MVC vs MVVM
This article explain the difference between mvc and mvvm.
MVC (Model-View-Controller)
MVC is a widely used design pattern, especially in web applications. It divides the application into three interconnected components:
- Model: Represents the data and business logic of the application. Manages the data, logic, and rules of the application.
- View: Represents the UI components. Displays data from the model to the user and sends user commands to the controller.
- Controller: Acts as an interface between Model and View. Processes user input, makes changes in the Model.
Example:
- Model: Server-side database table
Users
and related business logic. - View: HTML + CSS page displaying user data.
- Controller: Server-side script handling HTTP requests, interacting with Model, passing data to View.
MVVM (Model-View-ViewModel)
MVVM is primarily used in graphical user interfaces and introduces the ViewModel.

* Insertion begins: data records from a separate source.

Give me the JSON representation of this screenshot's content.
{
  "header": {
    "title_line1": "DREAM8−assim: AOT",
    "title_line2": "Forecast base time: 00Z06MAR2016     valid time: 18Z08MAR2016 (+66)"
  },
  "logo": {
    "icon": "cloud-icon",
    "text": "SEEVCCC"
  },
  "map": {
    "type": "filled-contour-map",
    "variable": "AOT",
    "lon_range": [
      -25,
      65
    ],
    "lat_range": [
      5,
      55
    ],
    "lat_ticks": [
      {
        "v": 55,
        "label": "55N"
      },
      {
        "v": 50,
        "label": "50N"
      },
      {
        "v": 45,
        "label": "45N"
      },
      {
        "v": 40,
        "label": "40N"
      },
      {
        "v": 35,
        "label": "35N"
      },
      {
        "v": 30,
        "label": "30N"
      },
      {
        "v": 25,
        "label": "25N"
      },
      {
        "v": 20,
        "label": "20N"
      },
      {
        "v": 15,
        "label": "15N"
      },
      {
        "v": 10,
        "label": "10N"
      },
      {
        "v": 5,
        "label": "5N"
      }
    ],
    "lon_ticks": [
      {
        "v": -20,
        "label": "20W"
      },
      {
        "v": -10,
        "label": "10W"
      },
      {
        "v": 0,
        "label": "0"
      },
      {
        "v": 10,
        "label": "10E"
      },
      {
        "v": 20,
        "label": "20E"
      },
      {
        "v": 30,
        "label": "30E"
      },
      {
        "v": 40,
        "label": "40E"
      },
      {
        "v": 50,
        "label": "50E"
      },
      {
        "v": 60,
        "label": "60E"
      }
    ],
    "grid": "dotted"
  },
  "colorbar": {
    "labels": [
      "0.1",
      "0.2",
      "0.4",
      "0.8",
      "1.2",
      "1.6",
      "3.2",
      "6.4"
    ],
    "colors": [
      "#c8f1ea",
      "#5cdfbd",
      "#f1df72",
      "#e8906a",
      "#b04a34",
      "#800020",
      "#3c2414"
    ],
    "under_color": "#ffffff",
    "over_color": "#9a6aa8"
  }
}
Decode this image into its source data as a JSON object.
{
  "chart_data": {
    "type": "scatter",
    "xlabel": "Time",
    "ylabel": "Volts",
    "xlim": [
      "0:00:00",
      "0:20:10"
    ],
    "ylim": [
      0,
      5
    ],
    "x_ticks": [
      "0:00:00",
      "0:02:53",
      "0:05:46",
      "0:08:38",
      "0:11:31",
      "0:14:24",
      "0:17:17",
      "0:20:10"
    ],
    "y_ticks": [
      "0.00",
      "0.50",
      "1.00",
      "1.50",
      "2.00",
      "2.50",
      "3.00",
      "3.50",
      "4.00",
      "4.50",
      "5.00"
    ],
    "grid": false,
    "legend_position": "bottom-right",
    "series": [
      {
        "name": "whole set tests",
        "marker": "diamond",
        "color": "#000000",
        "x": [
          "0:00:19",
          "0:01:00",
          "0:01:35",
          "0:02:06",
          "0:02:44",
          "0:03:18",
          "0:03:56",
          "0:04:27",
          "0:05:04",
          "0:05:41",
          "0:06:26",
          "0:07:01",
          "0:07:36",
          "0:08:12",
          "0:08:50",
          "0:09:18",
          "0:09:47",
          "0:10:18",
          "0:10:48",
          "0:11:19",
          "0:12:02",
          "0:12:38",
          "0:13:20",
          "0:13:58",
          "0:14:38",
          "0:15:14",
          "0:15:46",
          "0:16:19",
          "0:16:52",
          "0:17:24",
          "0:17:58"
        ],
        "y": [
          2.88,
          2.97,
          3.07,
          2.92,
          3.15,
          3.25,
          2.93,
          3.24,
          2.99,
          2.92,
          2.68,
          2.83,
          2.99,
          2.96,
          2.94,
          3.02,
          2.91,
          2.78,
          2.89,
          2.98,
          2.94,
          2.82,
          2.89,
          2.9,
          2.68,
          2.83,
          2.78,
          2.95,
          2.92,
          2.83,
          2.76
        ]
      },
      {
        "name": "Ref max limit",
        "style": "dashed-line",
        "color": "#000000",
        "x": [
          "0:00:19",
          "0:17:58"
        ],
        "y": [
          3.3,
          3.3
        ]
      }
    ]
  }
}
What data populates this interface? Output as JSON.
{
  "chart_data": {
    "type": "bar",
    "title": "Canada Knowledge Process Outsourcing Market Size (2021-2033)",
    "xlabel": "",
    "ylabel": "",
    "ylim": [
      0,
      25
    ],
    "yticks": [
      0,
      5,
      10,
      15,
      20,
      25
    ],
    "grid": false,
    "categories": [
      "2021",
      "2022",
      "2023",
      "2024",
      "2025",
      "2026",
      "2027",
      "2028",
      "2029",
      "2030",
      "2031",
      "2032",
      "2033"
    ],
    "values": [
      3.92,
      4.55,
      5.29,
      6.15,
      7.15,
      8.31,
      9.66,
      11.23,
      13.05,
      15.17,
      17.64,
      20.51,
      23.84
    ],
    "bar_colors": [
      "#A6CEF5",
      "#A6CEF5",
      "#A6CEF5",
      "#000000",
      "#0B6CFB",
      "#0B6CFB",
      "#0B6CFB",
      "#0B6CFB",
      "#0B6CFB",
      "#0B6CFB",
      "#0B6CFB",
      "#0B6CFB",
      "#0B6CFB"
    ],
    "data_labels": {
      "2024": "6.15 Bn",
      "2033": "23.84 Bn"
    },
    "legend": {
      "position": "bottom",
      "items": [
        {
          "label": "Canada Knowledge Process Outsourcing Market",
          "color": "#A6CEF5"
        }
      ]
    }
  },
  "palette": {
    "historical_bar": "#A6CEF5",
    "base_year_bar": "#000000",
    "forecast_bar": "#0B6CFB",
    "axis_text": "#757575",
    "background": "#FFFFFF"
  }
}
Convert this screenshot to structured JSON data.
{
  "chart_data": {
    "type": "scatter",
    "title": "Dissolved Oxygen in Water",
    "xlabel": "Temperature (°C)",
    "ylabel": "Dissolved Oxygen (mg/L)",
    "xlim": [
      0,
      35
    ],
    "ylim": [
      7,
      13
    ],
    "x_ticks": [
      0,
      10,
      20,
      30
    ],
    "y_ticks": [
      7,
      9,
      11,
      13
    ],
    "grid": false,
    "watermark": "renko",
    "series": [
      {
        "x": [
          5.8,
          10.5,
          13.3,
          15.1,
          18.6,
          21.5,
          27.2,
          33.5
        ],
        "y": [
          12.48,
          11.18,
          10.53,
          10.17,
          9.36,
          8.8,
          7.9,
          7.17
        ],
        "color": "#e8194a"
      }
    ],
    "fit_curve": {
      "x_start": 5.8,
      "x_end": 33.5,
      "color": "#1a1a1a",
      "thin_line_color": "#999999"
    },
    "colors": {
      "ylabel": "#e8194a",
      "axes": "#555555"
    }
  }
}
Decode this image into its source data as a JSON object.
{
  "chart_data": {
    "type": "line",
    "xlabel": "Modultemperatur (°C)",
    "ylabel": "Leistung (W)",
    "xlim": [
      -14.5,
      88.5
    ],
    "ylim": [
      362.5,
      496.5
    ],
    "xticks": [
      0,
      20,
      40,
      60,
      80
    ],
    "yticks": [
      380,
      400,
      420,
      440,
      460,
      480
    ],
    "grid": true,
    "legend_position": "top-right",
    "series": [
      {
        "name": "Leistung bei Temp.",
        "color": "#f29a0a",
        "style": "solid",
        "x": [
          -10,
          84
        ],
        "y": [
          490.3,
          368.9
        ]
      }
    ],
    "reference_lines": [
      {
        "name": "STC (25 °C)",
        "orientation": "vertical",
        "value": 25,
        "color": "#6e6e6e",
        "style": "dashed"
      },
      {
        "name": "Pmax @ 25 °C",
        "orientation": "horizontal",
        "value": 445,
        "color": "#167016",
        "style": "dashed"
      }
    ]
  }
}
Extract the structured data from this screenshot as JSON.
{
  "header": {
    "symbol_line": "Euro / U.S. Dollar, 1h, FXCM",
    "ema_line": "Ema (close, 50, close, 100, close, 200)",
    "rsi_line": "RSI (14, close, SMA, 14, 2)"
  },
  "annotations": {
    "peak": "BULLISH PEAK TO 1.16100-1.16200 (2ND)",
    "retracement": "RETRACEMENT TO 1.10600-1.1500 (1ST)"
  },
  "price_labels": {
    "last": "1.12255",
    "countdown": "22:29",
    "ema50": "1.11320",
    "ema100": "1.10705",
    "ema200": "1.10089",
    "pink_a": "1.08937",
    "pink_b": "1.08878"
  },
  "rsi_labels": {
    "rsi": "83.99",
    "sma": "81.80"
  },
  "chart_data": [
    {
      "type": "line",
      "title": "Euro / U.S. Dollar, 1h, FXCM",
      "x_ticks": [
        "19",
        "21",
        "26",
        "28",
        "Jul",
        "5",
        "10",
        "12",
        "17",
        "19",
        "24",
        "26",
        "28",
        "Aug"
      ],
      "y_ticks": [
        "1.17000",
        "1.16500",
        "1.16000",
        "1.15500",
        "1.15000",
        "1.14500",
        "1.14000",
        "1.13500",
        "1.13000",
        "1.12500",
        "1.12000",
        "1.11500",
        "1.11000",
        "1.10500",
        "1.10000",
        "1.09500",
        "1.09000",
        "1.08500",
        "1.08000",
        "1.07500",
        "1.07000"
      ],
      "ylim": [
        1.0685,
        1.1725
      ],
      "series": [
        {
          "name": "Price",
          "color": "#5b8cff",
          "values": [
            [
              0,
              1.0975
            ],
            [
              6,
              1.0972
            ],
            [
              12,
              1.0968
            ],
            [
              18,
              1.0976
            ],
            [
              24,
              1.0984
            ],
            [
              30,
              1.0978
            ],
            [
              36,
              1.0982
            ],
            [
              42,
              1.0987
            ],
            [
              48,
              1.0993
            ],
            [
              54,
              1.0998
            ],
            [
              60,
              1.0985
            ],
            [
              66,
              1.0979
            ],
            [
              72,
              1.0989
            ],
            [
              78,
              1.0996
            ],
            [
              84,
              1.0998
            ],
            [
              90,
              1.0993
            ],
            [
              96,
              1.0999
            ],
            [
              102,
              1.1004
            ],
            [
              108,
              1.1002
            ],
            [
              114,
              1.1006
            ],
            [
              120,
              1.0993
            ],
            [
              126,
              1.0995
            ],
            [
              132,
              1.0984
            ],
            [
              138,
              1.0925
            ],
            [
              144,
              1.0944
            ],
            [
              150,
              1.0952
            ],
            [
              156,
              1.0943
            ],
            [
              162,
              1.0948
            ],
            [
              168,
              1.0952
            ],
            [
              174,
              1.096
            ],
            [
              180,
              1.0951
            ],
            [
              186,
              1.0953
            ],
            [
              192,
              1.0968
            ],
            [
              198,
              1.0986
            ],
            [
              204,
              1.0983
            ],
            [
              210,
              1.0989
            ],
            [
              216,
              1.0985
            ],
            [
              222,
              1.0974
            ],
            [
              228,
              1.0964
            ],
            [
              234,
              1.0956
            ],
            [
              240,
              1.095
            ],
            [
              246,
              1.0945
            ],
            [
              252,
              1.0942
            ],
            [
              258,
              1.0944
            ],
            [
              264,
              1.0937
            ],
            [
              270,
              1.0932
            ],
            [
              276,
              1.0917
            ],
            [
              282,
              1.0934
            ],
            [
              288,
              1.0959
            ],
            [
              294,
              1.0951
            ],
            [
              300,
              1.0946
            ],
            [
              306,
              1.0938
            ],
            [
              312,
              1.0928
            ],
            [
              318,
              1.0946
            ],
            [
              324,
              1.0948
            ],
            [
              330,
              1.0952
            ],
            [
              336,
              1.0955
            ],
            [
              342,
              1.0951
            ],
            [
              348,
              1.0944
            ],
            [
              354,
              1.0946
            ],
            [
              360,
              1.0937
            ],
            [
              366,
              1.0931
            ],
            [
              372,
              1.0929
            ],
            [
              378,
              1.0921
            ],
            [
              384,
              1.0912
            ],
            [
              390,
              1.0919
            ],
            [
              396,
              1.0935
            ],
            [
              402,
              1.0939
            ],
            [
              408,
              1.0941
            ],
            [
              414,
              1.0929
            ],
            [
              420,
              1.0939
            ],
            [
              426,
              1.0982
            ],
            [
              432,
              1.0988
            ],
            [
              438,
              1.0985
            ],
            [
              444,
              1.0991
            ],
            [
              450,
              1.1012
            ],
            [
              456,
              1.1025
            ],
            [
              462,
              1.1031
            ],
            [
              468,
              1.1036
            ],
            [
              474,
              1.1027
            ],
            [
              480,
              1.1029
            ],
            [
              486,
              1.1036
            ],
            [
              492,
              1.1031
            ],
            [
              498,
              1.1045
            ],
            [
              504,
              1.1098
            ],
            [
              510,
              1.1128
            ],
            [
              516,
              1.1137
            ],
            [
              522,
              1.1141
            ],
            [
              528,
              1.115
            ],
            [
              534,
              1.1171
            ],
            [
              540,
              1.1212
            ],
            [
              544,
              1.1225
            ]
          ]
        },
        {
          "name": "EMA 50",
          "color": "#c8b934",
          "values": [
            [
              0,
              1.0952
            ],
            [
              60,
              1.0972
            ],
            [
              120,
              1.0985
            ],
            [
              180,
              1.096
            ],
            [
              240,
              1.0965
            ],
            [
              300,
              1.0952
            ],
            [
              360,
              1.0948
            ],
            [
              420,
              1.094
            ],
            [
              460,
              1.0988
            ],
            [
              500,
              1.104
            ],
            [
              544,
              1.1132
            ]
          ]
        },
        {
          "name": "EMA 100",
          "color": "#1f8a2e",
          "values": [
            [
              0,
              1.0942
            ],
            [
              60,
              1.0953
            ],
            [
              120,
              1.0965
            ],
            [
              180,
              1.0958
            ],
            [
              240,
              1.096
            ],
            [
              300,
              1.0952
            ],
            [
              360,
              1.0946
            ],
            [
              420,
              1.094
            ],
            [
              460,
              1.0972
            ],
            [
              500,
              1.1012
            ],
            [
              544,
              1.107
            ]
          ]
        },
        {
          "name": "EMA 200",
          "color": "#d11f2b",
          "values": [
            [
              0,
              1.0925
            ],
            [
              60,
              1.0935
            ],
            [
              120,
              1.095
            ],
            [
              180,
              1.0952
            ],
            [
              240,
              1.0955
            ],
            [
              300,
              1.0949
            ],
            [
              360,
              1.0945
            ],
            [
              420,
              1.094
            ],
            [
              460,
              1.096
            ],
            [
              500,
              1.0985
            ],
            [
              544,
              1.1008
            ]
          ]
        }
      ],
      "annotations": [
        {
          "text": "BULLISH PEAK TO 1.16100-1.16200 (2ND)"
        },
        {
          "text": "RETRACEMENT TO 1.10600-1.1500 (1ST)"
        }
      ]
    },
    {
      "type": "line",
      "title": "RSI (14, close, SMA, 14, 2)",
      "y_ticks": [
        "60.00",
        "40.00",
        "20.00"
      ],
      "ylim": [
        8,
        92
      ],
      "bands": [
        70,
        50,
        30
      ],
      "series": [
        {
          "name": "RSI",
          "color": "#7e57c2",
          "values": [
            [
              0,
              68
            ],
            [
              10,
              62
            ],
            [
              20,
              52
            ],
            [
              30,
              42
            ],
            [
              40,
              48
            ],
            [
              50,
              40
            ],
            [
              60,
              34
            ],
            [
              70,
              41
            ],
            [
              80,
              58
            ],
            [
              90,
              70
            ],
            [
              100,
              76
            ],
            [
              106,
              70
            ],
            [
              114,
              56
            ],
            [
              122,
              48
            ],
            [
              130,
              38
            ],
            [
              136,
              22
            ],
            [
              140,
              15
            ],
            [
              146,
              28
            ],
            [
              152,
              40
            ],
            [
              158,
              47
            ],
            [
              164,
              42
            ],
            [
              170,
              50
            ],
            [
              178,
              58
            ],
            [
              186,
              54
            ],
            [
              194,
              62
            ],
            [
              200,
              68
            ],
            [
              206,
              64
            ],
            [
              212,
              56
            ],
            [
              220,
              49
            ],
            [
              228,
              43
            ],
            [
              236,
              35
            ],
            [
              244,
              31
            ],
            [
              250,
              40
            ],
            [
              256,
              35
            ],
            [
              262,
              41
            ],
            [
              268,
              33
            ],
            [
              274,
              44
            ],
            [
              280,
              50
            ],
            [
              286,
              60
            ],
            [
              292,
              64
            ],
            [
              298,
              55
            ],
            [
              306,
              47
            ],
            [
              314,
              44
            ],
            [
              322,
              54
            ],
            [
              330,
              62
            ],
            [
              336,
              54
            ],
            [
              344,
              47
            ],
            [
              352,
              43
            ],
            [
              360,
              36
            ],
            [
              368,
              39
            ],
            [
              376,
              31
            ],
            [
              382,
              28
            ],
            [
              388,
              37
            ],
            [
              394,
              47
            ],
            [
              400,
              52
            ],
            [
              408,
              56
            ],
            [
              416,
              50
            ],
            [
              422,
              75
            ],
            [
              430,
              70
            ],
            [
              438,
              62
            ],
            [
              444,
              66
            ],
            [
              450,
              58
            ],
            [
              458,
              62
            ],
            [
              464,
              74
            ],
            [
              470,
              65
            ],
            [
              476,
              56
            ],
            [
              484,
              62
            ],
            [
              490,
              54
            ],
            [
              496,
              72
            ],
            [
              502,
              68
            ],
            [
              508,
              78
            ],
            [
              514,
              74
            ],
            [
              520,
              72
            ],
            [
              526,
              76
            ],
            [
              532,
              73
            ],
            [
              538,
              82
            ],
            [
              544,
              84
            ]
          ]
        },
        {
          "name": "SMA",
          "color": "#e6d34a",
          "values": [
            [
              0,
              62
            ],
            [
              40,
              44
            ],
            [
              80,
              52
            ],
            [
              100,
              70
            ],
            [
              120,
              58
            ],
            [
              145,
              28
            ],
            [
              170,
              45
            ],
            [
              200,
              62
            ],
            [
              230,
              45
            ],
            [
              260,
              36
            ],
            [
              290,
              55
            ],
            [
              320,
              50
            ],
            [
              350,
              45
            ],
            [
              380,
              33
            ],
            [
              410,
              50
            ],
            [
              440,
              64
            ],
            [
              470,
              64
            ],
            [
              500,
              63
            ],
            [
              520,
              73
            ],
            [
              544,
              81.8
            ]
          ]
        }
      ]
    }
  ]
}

- Model: Similar to MVC, it represents the data and the business logic.
- View: Similar to MVC, represents the UI. The View is active; it updates itself if the ViewModel changes.
- ViewModel: Serves as a middleman between the Model and the View. Transforms Model information into View-friendly data, implements properties, and commands for binding.
Example:
In a WPF application:
- Model: Classes like
User
with properties (Name, Email). - View: XAML pages defining the UI.
- ViewModel: C# class transforming Model data into View-friendly data, implements data binding.
Differences:
- Data Binding: MVVM relies on data binding, while MVC often requires manual updating of the View.
- Testability: MVVM enhances testability of UI logic, as ViewModel doesn’t need a View reference.
- Use Case: MVC is used for web applications, MVVM for desktop/mobile applications.
- Complexity: MVVM can be more complex due to data-binding but leads to cleaner separation of GUI and business logic.